On June 6, Sensenbrenner sent a letter to Attorney General Eric Holder asking him to explain the FBI’s use of Section 215 of the Patriot Act, writing: “I do not believe the released FISA [court] order is consistent with the requirements of the Patriot Act.  How could the phone records of so many innocent Americans be relevant to an authorized investigation as required by the Act?”

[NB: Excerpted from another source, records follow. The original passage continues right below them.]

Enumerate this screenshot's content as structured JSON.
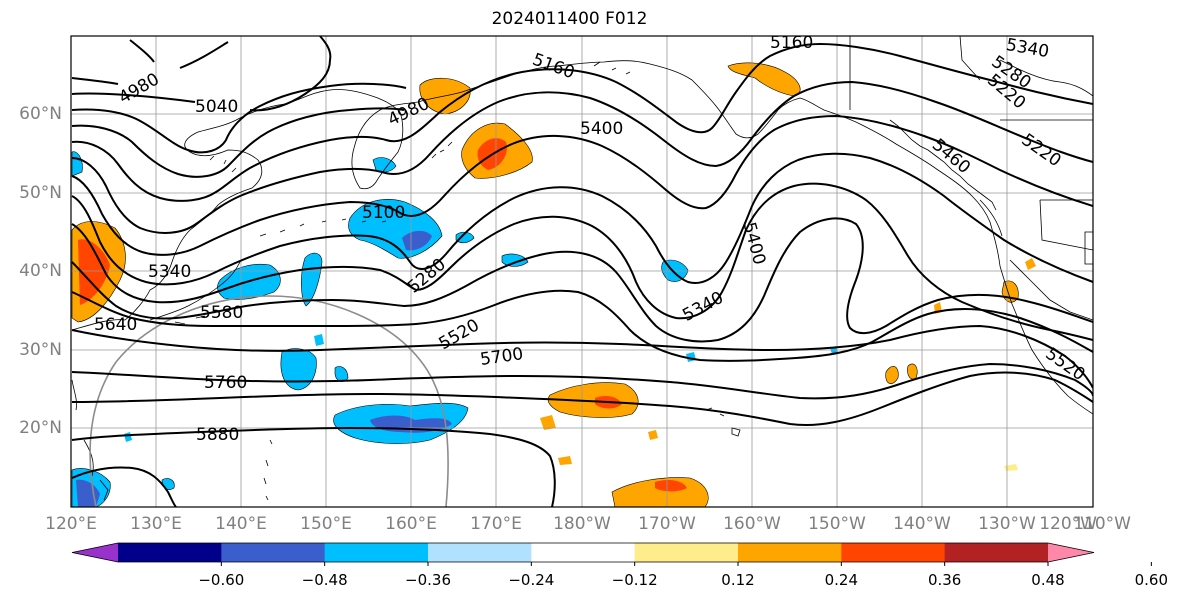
{
  "title": "2024011400 F012",
  "lat_labels": [
    "60°N",
    "50°N",
    "40°N",
    "30°N",
    "20°N"
  ],
  "lon_labels": [
    "120°E",
    "130°E",
    "140°E",
    "150°E",
    "160°E",
    "170°E",
    "180°W",
    "170°W",
    "160°W",
    "150°W",
    "140°W",
    "130°W",
    "120°W",
    "110°W"
  ],
  "colorbar": {
    "colors": [
      "#9932CC",
      "#00008B",
      "#3A5FCD",
      "#00BFFF",
      "#B0E2FF",
      "#FFFFFF",
      "#FFEC8B",
      "#FFA500",
      "#FF4500",
      "#B22222",
      "#FF88AA"
    ],
    "ticks": [
      "−0.60",
      "−0.48",
      "−0.36",
      "−0.24",
      "−0.12",
      "0.12",
      "0.24",
      "0.36",
      "0.48",
      "0.60"
    ]
  },
  "contour_labels": [
    "4980",
    "5040",
    "4980",
    "5160",
    "5160",
    "5340",
    "5280",
    "5220",
    "5220",
    "5400",
    "5460",
    "5100",
    "5280",
    "5340",
    "5400",
    "5340",
    "5520",
    "5580",
    "5640",
    "5700",
    "5760",
    "5880",
    "5520"
  ]
}
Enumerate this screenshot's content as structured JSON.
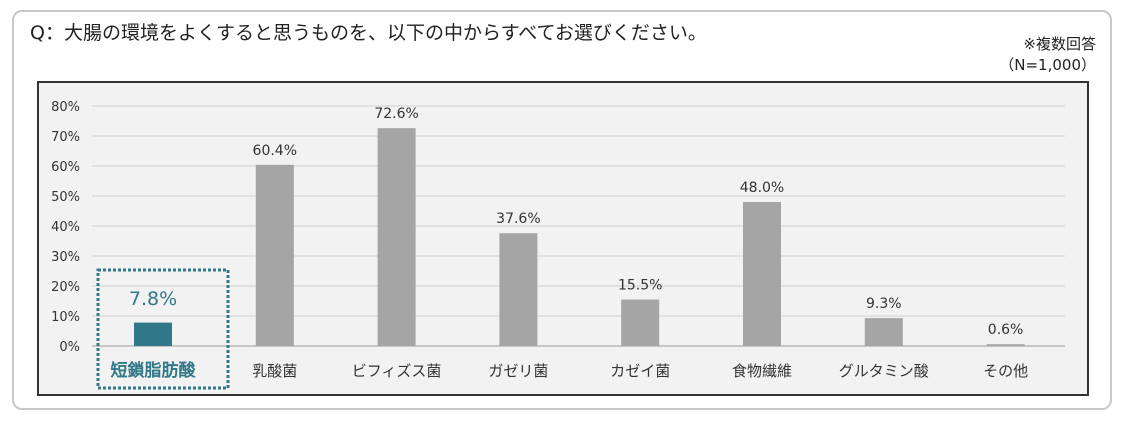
{
  "question": "Q：大腸の環境をよくすると思うものを、以下の中からすべてお選びください。",
  "note": {
    "multiple_answer": "※複数回答",
    "sample_size": "（N=1,000）"
  },
  "colors": {
    "highlight": "#31788a",
    "bar": "#a5a5a5",
    "grid": "#d0d0d0",
    "background": "#f2f2f2"
  },
  "chart_data": {
    "type": "bar",
    "categories": [
      "短鎖脂肪酸",
      "乳酸菌",
      "ビフィズス菌",
      "ガゼリ菌",
      "カゼイ菌",
      "食物繊維",
      "グルタミン酸",
      "その他"
    ],
    "values": [
      7.8,
      60.4,
      72.6,
      37.6,
      15.5,
      48.0,
      9.3,
      0.6
    ],
    "data_labels": [
      "7.8%",
      "60.4%",
      "72.6%",
      "37.6%",
      "15.5%",
      "48.0%",
      "9.3%",
      "0.6%"
    ],
    "y_ticks": [
      "0%",
      "10%",
      "20%",
      "30%",
      "40%",
      "50%",
      "60%",
      "70%",
      "80%"
    ],
    "ylim": [
      0,
      80
    ],
    "highlighted_category": "短鎖脂肪酸",
    "grid": true
  }
}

Later on June 6, The Washington Post reported: “The National Security Agency and the FBI are tapping directly into the central servers of nine leading U.S. Internet companies, extracting audio and video chats, photographs, e-mails, documents, and connection logs that enable analysts to track foreign targets, according to a top-secret document….The court-approved program is focused on foreign communications traffic, which often flows through U.S. servers even when sent from one overseas location to another. Between 2004 and 2007, Bush administration lawyers persuaded federal FISA judges to issue surveillance orders in a fundamentally new form. Until then the government had to show probable cause that a particular ‘target’ and ‘facility’ were both connected to terrorism or espionage. In four new orders, which remain classified, the court defined massive data sets as ‘facilities’ and agreed to certify periodically that the government had reasonable procedures in place to minimize collection of ‘U.S. persons’ data without a warrant…. It is all the more striking because the NSA, whose lawful mission is foreign intelligence, is reaching deep inside the machinery of American companies that host hundreds of millions of American-held accounts on American soil….[PRISM’s] history, in which President Obama presided over exponential growth in a program that candidate Obama criticized, shows how fundamentally surveillance law and practice have shifted away from individual suspicion in favor of systematic, mass collection techniques….From inside a company’s data stream the NSA is capable of pulling out anything it likes, but under current rules the agency does not try to collect it all. Analysts who use the system from a Web portal at Fort Meade, Md., key in ‘selectors,’ or search terms, that are designed to produce at least 51 percent confidence in a target’s ‘foreignness.’ That is not a very stringent test. Training materials obtained by The Post instruct new analysts to make quarterly reports of any accidental collection of U.S. content, but add that ‘it’s nothing to worry about.’ Even when the system works just as advertised, with no American singled out for targeting, the NSA routinely collects a great deal of American content.”

On June 7, Forbes reported on statements made to Congress in 2012 by NSA Director Keith Alexander and Director of National Intelligence James Clapper that appear to contradict The Washington Post and The Guardian.